The company’s documents stated that management expects the Cloud TAM to grow at an annualised rate of 18% from about $8 Billion in 2023 to $22 Billion in 2028. Currently, only 5% of interactions contain conversational AI, and only 20% of the business has migrated to CCaaS. A Gartner study forecasts that by 2025, 80% of customer service organisations will be applying generative AI technology in some way to amplify agent productivity.
NICE has the upper hand in CCaaS
Assuming that the market grows at an annualized rate of 18%, I think NICE’s cloud division will grow faster than the market, aided by its competitive advantages from operating in the customer experience industry for over 35 years. The CXone platform has been crowned the industry leader for CCaaS by Forrester Research, Ventana Research, Opus Research and the Garner Magic Quadrant. The company has a data advantage over its competitors as it has long-term records built over many years of resolving customer queries. 85 of the Fortune 500 companies transact with NICE Ltd, and management invests 12-14% of revenues in R&D to innovate its current product offerings.
NICE has developed longstanding customer partnerships and solved the reliability puzzle for data, security, and case resolution. Leading IT services players such as Cognizant, Infosys and Microsoft have partnered with NICE to offer frontier CCaaS solutions to their customers. Large organisations favour partnering with large vendors like NICE instead of trusting small vendors to handle their interactions with valued customers. An example of what can go wrong in the automated handling of customer queries is the Air Canada case, where the passenger was promised a non-existent discount. This case falls under AI hallucination, where AI chatbots can provide inaccurate information.
Valuation:
Based on the reasoning I remarked earlier, I assume the cloud revenues will continue outgrowing the Services and Product revenues. This will drive the company’s annualized revenue growth closer to 14-15% until 2027. As the Cloud business expands, the company’s fundamental profile will steadily morph into software-like businesses with high gross margins and improving operating leverage, subsequently pushing margins higher. These assumptions yield an attractive valuation of 11x my 2027 Adj. EBIT projections.
Risks:
Artificial Intelligence is an expensive pursuit, and projects relating to its applications are somewhat discretionary in the current environment. This exposes NICE to economic slowdowns that may delay discretionary spending. On the other hand, Klarna demonstrated that the cost savings from applying AI can be significant.

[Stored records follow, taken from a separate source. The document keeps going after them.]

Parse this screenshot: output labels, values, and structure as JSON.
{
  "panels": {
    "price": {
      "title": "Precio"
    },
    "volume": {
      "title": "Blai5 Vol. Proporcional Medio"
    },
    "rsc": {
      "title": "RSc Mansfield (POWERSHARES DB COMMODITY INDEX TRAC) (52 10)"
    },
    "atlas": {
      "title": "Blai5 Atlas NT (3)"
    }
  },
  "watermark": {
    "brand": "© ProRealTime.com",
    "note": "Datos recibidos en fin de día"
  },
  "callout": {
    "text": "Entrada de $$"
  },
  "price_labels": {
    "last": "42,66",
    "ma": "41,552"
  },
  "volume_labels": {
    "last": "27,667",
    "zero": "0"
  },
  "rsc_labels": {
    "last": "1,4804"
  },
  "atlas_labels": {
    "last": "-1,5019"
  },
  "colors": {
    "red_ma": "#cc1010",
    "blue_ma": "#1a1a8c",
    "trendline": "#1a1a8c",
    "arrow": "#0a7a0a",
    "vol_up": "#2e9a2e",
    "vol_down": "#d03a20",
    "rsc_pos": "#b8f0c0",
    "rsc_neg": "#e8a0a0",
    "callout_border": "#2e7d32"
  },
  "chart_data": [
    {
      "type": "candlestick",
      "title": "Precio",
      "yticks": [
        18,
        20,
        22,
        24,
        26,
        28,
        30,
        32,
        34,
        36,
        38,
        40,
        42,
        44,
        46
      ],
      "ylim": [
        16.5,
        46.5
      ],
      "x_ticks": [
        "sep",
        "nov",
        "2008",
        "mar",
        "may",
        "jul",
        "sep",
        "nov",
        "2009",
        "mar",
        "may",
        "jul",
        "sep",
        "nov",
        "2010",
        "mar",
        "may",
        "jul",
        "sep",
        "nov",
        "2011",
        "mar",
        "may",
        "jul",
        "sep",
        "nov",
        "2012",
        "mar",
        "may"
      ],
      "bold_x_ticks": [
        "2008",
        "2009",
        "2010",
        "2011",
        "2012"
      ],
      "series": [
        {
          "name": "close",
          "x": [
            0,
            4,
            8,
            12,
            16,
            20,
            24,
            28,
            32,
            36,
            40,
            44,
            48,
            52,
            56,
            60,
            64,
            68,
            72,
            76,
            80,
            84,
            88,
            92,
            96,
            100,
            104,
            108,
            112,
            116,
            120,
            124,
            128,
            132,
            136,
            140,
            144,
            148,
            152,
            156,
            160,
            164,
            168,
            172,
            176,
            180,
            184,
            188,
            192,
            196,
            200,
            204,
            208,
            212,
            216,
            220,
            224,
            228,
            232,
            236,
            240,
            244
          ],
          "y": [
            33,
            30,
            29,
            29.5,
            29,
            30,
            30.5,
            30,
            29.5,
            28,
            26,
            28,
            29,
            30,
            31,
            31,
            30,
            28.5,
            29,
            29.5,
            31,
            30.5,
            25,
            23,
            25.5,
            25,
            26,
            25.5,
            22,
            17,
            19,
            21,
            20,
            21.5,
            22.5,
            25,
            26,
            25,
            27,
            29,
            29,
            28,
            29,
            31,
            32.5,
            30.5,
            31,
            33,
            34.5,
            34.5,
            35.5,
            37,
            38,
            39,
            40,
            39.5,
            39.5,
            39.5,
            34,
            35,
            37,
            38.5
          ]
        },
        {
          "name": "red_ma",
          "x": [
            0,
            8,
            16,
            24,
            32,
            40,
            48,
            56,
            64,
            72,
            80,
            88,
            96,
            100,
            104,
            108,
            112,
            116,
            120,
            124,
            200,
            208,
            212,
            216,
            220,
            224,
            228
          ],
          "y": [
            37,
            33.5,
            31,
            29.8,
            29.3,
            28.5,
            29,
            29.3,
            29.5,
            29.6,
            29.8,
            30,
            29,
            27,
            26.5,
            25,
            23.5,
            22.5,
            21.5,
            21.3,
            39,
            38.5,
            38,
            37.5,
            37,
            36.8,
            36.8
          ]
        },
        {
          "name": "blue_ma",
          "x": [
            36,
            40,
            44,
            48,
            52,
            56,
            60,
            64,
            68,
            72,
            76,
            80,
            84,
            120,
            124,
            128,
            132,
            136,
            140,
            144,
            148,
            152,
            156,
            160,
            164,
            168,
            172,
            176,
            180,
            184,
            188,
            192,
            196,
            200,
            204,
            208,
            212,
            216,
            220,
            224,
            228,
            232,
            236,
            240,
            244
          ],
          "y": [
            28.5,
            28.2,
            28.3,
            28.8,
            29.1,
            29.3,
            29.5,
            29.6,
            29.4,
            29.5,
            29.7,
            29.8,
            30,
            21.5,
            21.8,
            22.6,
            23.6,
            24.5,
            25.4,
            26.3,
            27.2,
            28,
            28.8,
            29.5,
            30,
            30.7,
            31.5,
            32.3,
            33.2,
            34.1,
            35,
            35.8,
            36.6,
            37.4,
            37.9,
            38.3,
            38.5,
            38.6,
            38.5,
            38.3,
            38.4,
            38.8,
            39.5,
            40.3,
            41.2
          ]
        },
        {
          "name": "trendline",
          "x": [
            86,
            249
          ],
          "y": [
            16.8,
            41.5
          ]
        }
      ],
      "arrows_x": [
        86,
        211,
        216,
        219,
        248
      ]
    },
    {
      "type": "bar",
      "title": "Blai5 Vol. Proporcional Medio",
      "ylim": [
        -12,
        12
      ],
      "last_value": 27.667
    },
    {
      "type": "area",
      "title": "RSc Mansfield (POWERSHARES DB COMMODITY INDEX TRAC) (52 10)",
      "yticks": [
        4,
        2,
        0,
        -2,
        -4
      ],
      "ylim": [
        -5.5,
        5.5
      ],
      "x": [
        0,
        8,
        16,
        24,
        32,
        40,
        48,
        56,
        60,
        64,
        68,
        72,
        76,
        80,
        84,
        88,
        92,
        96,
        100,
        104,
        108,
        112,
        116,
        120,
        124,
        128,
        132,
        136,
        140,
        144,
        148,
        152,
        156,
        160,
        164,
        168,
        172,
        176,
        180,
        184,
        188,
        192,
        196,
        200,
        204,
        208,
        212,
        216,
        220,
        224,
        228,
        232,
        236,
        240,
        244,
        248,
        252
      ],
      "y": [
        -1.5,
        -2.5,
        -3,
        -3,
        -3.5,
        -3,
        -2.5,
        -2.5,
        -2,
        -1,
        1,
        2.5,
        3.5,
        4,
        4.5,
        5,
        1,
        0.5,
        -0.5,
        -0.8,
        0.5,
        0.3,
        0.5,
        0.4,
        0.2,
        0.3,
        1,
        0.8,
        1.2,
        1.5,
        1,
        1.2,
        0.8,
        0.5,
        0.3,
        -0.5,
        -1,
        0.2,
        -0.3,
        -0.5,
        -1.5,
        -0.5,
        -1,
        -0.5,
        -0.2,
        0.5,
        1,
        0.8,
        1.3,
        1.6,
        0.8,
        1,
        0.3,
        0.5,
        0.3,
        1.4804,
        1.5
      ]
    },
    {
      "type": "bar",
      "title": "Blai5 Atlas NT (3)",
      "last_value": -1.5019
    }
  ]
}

CCaaS is an attractive and lucrative industry that may attract new competitors. For example, recently, RingCentral announced a new CCaaS offering that will compete against NICE. It is essential to monitor the competitive landscape as the technology is being deployed at large.
Conclusion:
NICE’s 35-year history in the customer experience industry put it in pole position to leverage the data advantage it has cultivated in enduring relationships with its customers. The growing wave of AI and Generative AI will play a catalytically important role in supercharging growth for the Cloud segment. The 11x EV to my 2027 Adj. EBIT projection is a good multiple for a business with an excellent competitive position, net cash balance sheet, and benefits from AI.